Je l'avais fait par amour. Par chagrin. Par fidélité à une promesse.
Gregory avait oublié. Ou plus probablement, il n'avait jamais pris la peine de lire les documents.
Il a jeté la bouteille de vin coûteuse sur ma table basse avec une force telle qu'elle a vacillé.
« Tu vas le regretter », cracha-t-il. « Tu vas regretter d'avoir été aussi égoïste. »
Puis il est sorti en trombe, claquant ma porte si fort que la photo encadrée d'Isabelle sur mon bureau a tremblé.
Après le départ de Gregory, je suis restée longtemps à contempler le visage d'Isabelle sur cette photo.
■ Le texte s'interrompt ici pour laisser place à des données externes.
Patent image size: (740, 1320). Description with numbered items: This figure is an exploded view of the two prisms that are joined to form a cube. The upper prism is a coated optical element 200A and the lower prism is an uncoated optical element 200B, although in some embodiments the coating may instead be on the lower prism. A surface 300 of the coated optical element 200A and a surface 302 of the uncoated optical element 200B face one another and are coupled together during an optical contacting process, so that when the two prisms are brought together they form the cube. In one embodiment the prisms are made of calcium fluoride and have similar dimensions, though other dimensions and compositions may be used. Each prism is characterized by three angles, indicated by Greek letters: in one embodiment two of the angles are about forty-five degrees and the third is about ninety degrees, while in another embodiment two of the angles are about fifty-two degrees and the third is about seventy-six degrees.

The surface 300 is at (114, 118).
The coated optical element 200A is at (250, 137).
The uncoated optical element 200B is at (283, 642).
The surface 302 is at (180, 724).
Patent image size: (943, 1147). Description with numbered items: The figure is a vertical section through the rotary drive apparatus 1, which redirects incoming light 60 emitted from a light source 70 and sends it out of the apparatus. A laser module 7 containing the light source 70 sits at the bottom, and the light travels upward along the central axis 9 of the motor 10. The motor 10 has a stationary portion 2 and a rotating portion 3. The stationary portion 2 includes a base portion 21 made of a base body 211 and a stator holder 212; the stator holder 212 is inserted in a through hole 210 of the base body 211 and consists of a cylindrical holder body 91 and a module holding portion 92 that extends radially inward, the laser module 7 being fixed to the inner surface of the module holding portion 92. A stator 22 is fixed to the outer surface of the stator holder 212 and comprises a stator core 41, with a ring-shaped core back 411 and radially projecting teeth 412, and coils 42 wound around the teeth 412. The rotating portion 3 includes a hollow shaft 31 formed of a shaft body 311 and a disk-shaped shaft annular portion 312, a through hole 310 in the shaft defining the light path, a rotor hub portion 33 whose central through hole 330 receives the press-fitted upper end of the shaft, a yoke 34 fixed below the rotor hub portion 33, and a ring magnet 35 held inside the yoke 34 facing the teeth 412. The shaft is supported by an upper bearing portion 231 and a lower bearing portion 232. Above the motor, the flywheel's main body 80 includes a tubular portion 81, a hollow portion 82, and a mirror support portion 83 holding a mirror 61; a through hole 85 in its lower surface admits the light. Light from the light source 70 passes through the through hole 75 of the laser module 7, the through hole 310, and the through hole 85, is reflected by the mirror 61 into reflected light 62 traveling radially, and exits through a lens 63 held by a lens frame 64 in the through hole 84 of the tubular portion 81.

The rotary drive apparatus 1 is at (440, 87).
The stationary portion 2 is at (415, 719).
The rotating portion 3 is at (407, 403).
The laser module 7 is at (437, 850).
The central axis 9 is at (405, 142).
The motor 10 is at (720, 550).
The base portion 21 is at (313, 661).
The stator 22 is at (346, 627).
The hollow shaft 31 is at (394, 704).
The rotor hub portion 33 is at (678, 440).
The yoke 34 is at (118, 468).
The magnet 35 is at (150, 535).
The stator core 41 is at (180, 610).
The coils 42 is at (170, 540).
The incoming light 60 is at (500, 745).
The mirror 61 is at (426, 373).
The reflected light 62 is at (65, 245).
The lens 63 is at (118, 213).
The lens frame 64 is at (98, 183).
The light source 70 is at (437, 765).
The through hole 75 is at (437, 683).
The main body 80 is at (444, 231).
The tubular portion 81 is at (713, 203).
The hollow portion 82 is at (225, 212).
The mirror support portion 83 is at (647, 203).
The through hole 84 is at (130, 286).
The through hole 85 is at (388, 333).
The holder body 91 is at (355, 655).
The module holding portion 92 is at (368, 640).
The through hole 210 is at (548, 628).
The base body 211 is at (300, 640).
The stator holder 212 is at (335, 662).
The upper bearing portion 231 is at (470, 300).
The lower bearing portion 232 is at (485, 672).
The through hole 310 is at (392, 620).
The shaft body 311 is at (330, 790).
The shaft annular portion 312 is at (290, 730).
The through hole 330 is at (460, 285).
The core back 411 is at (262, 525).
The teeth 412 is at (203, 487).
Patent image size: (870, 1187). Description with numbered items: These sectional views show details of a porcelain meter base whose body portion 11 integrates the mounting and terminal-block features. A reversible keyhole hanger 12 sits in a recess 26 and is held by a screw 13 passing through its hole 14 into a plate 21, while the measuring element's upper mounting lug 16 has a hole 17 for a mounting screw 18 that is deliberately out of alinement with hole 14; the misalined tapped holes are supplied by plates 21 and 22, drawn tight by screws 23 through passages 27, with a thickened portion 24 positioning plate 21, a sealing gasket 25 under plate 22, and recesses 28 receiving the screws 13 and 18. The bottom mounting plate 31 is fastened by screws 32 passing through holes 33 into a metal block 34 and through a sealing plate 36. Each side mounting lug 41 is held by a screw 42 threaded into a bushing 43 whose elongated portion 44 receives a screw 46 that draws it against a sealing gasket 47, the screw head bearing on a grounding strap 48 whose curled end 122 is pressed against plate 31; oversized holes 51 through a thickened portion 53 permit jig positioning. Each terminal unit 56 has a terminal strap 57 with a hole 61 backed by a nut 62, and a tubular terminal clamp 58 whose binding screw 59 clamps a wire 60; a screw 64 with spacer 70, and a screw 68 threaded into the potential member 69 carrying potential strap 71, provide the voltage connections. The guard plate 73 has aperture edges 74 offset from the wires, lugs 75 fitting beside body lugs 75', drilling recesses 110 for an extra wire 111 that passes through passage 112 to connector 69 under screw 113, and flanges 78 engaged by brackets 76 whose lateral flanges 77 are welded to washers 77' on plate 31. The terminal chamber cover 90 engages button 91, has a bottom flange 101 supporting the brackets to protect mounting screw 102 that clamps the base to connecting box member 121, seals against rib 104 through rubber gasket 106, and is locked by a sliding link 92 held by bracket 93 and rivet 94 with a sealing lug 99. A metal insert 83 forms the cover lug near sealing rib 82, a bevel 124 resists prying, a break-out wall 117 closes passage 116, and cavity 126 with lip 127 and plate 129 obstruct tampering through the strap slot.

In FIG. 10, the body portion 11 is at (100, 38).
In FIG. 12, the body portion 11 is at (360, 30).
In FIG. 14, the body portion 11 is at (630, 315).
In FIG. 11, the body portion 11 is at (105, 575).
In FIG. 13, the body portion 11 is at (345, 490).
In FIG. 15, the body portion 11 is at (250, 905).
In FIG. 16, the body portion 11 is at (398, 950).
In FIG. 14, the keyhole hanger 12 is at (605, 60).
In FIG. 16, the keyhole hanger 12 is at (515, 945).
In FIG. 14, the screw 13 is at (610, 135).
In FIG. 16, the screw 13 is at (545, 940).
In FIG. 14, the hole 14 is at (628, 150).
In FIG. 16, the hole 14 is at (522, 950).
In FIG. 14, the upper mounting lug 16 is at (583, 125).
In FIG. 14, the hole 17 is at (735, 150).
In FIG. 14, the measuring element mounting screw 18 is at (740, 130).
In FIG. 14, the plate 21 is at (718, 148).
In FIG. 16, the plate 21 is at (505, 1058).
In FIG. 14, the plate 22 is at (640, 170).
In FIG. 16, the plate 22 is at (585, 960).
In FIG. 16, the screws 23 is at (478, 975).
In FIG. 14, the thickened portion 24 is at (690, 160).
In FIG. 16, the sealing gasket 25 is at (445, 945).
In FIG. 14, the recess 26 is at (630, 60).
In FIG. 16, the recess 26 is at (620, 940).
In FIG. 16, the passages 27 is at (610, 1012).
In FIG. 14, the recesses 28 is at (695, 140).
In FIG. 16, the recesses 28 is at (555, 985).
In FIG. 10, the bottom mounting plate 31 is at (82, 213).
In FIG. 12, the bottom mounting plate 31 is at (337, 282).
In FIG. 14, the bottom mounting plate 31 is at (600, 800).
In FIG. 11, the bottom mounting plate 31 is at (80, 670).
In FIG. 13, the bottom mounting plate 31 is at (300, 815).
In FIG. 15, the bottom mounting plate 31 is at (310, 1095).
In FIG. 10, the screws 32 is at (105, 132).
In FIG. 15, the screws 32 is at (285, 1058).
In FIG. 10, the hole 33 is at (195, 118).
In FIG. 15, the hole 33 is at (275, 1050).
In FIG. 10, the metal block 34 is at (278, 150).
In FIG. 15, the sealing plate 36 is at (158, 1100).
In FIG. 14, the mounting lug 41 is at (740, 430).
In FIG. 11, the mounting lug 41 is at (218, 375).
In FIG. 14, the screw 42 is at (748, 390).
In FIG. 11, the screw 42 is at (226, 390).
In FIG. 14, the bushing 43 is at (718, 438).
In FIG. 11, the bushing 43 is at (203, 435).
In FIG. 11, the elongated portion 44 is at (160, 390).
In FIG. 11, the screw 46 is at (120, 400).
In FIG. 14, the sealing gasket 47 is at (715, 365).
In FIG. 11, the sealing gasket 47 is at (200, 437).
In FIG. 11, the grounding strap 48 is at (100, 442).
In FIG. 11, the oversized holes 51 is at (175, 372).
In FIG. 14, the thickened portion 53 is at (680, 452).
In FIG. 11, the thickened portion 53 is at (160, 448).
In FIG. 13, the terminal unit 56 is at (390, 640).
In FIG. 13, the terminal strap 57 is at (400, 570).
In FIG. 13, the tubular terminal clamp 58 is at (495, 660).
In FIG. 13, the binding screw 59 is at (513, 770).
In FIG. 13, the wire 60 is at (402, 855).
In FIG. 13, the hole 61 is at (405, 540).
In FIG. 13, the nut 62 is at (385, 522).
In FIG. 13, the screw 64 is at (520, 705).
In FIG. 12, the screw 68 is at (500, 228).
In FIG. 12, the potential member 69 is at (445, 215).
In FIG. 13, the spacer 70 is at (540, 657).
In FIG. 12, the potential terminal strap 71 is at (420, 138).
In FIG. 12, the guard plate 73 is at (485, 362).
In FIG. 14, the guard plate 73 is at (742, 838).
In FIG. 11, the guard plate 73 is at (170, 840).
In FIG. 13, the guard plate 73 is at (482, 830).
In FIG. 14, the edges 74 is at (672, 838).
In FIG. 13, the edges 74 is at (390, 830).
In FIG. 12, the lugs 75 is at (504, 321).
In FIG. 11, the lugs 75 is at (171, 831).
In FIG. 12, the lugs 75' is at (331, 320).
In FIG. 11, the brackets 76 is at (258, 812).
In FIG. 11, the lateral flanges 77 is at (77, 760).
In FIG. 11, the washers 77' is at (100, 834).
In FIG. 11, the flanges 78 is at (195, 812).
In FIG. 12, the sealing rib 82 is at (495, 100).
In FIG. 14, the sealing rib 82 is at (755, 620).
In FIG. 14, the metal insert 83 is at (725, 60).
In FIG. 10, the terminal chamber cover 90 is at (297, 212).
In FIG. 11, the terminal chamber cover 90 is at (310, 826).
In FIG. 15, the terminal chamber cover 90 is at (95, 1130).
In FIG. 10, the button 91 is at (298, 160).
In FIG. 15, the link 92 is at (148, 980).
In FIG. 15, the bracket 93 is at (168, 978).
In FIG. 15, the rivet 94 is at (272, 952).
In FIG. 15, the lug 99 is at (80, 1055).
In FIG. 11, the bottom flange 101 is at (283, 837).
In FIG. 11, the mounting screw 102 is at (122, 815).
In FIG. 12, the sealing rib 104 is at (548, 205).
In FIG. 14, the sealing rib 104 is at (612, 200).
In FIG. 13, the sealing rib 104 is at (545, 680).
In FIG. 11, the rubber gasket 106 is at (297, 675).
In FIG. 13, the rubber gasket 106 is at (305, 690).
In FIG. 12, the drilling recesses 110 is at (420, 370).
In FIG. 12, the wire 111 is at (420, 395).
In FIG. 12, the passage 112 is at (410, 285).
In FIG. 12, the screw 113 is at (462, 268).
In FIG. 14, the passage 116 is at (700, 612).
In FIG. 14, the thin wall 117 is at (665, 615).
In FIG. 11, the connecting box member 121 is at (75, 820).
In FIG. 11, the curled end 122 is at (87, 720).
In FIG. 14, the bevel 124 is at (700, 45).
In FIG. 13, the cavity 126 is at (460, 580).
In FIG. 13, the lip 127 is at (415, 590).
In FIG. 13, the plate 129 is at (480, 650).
Son sourire était doux, authentique, de ceux qu'on voit rarement chez les personnes qui n'ont pas souffert. Isabelle avait été plus bienveillante que moi. Plus chaleureuse. Plus encline au pardon.
Mais Isabelle était aussi plus douée pour repérer la pourriture.
Si elle avait été en vie, elle aurait vu Gregory pour ce qu'il était bien plus tôt que moi.
Une semaine plus tard, je me suis réveillé à 3h du matin avec une douleur sourde qui se propageait dans ma poitrine et irradiait le long de mon bras gauche.
Pas la douleur aiguë et lancinante d'une crise cardiaque.
L'étreinte suffocante et familière de l'angine de poitrine.